Lorsque le premier individu atteignit la maison, il s'adossa directement contre le mur, ajusta ses gants et dégaina son arme. Il engagea une balle dans la culasse et replaça le pistolet dans son étui. En voyant approcher son complice, il positionna ses mains en berceau pour lui faire la courte échelle. Sans ralentir l'allure, l'autre s'élança d'un bond pour agripper la corniche de la fenêtre de la cuisine. Avec agilité, il se rétablit sur le rebord puis, à l'aide d'une lame souple et d'un film métallique, neutralisa le capteur d'effraction. Il força l'ouverture et se glissa dans l'office. Son complice atterrit à ses côtés immédiatement après lui.

Ils se positionnèrent dans le couloir. À l'autre extrémité se trouvaient la porte d'entrée donnant sur la rue et l'escalier qui montait à l'étage. Dans la pénombre, sans un bruit, ils pénétrèrent dans le salon et se dirigèrent droit sur le vénérable meuble blindé. Massif et noir, de la taille d'un petit frigo, décoré de motifs dorés d'inspiration victorienne, ce modèle associant serrure mécanique et combinaison simple ressemblait à ceux que possédaient les bijoutiers dans leurs boutiques au début du siècle dernier. Les deux individus s'agenouillèrent dos à dos, l'un allumant une lampe à faisceau restreint pour s'occuper du coffre pendant que l'autre montait la garde, l'arme au poing. Le premier sortit du matériel électronique de son sac ainsi qu'un jeu de passe-partout à longues tiges.
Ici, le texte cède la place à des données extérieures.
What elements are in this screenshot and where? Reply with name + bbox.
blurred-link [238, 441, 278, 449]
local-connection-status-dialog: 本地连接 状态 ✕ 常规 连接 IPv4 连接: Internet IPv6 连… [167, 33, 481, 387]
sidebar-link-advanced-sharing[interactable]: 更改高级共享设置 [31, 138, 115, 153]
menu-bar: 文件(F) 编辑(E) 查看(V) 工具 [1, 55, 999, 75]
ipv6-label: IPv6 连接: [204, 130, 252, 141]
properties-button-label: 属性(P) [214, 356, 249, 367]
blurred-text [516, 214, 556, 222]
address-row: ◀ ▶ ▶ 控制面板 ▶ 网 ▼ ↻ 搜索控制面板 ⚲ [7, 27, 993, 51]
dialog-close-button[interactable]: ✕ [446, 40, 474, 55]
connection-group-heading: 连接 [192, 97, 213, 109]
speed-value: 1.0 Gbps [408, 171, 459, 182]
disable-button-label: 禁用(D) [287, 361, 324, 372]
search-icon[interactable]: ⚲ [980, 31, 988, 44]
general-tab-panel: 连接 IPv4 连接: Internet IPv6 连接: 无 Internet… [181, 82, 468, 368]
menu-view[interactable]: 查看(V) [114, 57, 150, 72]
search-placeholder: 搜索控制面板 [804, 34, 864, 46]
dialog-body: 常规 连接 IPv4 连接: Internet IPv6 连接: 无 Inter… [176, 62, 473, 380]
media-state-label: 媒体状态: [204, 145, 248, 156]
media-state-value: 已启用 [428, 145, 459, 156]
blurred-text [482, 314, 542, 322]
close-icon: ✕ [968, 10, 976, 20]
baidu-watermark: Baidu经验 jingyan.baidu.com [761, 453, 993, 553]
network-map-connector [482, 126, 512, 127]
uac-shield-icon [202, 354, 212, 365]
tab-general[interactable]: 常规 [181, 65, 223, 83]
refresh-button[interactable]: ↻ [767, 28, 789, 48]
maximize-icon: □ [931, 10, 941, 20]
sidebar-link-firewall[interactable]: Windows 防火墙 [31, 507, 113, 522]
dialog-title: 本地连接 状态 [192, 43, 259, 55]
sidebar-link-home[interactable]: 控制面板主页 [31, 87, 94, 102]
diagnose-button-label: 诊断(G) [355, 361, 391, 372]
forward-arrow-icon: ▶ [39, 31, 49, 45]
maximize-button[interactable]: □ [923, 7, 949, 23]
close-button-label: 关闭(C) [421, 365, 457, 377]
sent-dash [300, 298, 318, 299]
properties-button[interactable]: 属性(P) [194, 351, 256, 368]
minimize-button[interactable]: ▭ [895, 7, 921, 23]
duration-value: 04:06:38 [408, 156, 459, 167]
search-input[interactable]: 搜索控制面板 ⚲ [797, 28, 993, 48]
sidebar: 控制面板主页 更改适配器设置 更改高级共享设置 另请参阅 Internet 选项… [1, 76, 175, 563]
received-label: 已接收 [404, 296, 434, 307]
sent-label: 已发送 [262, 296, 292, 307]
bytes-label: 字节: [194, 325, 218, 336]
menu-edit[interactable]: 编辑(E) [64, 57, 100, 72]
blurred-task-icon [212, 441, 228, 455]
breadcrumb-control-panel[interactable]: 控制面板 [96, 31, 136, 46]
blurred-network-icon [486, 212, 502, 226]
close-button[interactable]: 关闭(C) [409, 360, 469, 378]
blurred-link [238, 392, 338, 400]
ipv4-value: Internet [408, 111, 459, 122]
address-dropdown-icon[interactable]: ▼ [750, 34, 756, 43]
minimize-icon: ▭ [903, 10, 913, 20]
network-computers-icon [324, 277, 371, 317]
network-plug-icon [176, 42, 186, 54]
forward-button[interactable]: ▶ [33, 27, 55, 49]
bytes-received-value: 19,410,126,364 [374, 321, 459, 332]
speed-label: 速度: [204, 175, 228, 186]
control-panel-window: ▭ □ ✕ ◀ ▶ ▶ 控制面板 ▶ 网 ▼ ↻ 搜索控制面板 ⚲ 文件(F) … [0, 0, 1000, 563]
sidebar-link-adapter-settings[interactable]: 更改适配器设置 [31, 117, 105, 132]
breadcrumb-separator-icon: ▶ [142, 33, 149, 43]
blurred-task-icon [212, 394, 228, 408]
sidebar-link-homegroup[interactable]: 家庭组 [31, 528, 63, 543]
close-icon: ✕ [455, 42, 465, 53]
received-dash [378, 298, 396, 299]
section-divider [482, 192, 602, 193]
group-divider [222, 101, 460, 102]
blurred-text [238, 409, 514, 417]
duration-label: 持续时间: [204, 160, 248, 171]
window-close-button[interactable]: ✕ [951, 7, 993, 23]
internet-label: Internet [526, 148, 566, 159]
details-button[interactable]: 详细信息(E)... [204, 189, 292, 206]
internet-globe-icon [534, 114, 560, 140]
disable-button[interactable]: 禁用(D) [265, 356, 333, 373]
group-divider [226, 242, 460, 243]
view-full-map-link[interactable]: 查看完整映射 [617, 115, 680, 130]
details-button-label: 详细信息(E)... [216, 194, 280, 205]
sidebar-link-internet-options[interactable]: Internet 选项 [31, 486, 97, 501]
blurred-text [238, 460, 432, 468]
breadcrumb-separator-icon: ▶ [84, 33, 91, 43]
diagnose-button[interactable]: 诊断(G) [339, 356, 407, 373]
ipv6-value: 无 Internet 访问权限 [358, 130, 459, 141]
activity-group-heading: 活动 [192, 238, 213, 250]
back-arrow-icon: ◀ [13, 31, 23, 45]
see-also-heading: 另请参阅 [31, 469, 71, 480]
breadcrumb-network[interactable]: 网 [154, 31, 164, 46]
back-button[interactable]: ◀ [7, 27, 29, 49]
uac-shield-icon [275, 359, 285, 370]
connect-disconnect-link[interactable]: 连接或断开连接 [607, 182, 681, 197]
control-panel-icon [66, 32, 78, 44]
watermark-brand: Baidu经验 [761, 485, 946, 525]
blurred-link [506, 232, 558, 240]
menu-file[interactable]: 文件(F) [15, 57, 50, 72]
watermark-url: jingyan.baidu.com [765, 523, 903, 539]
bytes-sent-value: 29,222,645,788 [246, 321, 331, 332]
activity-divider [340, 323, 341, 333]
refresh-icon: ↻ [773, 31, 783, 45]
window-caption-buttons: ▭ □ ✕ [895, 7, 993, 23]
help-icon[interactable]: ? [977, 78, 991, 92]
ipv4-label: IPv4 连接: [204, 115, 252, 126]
D'un geste expert, il plaqua une sonde sur la porte métallique, qui afficha une image radiographique du mécanisme interne sur sa tablette. Il commença à tourner la molette chiffrée. Après avoir tâtonné, il isola les trois positions de rotation et s'attaqua à la serrure à clé. Dans son dos, son binôme, aussi raide qu'un robot, balayait la pièce, prêt à réagir au moindre bruit.

L'homme en charge du coffre mit moins de trois minutes pour se rendre maître du système de verrouillage. Il tourna la poignée et tira à lui l'épais battant. Quelques dossiers, un peu d'argent, diverses boîtes. L'homme ne se laissa pas distraire et repéra immédiatement ce qu'il était venu chercher. Il s'empara d'un pochon de velours dont la palpation le rassura. La forme pyramidale attendue s'y trouvait. Il ouvrit la housse et contrôla de visu, mais prit soin de ne pas toucher l'objet directement.

C'est alors qu'il entendit un choc sourd, suivi d'une série de claquements. Il identifia aussitôt des pas et un tir d'arme équipée de silencieux. Sans céder à la panique, il enfourna le cristal dans son sac à dos tout en agrippant son pistolet.

Il pensait sans doute que son comparse le couvrait encore, mais il se trompait. Une violente décharge électrique le paralysa. Il bascula sur le côté. Son compagnon ne bougeait déjà plus. Les faisceaux de plusieurs lampes firent irruption dans la pièce, des silhouettes casquées portant des tenues pare-balles l'encerclèrent. La mâchoire tremblante, tétanisé par l'impulsion, l'homme devina qu'on lui faisait une injection à l'épaule. Puis il ne sentit plus rien.